The vent pipes are part of the drain-waste-vent, or DWV, system of a house or building, and they do not carry water inside them. Instead, they serve to equalize air pressure within the DWV system, and also release sewer gases into the outdoor air, as all vent pipes terminate through the roof. When a clog occurs in a vent pipe, you normally climb atop the roof to attack it, but you can also try to clear it out from within the house.
Look up on the roof, from the ground below, and locate the vent pipe's position. The top of the vent pipe extends through the roof.
Climb into the attic, and locate the vent pipe, as it passes through the attic.
Cut out a section of the vent pipe, using a hacksaw.

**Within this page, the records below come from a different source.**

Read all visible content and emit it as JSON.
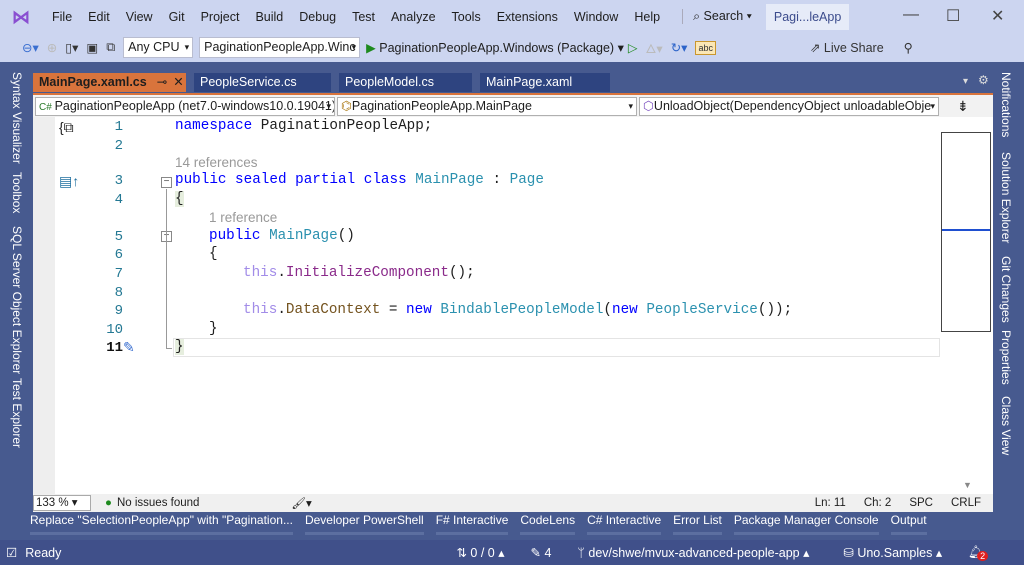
{
  "title_bar": {
    "menu": [
      "File",
      "Edit",
      "View",
      "Git",
      "Project",
      "Build",
      "Debug",
      "Test",
      "Analyze",
      "Tools",
      "Extensions",
      "Window",
      "Help"
    ],
    "search_label": "Search",
    "app_title": "Pagi...leApp"
  },
  "toolbar": {
    "platform": "Any CPU",
    "startup_project": "PaginationPeopleApp.Winc",
    "run_target": "PaginationPeopleApp.Windows (Package)",
    "live_share": "Live Share"
  },
  "left_panel_tabs": [
    "Syntax Visualizer",
    "Toolbox",
    "SQL Server Object Explorer",
    "Test Explorer"
  ],
  "right_panel_tabs": [
    "Notifications",
    "Solution Explorer",
    "Git Changes",
    "Properties",
    "Class View"
  ],
  "doc_tabs": [
    {
      "label": "MainPage.xaml.cs",
      "active": true
    },
    {
      "label": "PeopleService.cs"
    },
    {
      "label": "PeopleModel.cs"
    },
    {
      "label": "MainPage.xaml"
    }
  ],
  "nav_bar": {
    "project": "PaginationPeopleApp (net7.0-windows10.0.19041)",
    "type": "PaginationPeopleApp.MainPage",
    "member": "UnloadObject(DependencyObject unloadableObje"
  },
  "code": {
    "line_numbers": [
      "1",
      "2",
      "3",
      "4",
      "5",
      "6",
      "7",
      "8",
      "9",
      "10",
      "11"
    ],
    "refs_14": "14 references",
    "refs_1": "1 reference",
    "l1": {
      "kw": "namespace",
      "rest": " PaginationPeopleApp;"
    },
    "l3": {
      "kw": "public sealed partial class",
      "type": "MainPage",
      "sep": " : ",
      "base": "Page"
    },
    "l4": "{",
    "l5": {
      "kw": "public",
      "name": "MainPage",
      "rest": "()"
    },
    "l6": "{",
    "l7": {
      "this": "this",
      "dot": ".",
      "method": "InitializeComponent",
      "rest": "();"
    },
    "l9": {
      "this": "this",
      "dot": ".",
      "prop": "DataContext",
      "eq": " = ",
      "new1": "new",
      "type1": "BindablePeopleModel",
      "p1": "(",
      "new2": "new",
      "type2": "PeopleService",
      "p2": "());"
    },
    "l10": "}",
    "l11": "}"
  },
  "editor_status": {
    "zoom": "133 %",
    "issues": "No issues found",
    "line": "Ln: 11",
    "col": "Ch: 2",
    "whitespace": "SPC",
    "line_ending": "CRLF"
  },
  "tool_windows": [
    "Replace \"SelectionPeopleApp\" with \"Pagination...",
    "Developer PowerShell",
    "F# Interactive",
    "CodeLens",
    "C# Interactive",
    "Error List",
    "Package Manager Console",
    "Output"
  ],
  "status_bar": {
    "ready": "Ready",
    "updown": "0 / 0",
    "edits": "4",
    "branch": "dev/shwe/mvux-advanced-people-app",
    "repo": "Uno.Samples",
    "notifications": "2"
  }
}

Insert the end of an auger cable into the pipe. An auger is commonly called a plumbing snake, because of its flexible cable that snakes through piping. Crank the auger handle clockwise, to extend the cable through the pipe so that it reaches and breaks up the clog. Crank the handle counterclockwise to retract the cable once you have cleared out the clog. Do this downward and upward in the vent pipe, if necessary.
Measure the gap that now needs to be closed within the open vent pipe. Use a tape measure to measure from end to end of the open pipe area. Also, measure the pipe diameter, using the tape measure, if you do not already know it.
Scrape the ends of the pipe with a utility knife to remove all the burrs from it.
Apply PVC glue to both open ends of the vent pipe, and also to both ends of a PVC coupling. Make sure you have a coupling that is the same diameter as the vent pipe, and is also the right length to seal the open distance.
Install the coupling into position within the vent pipe.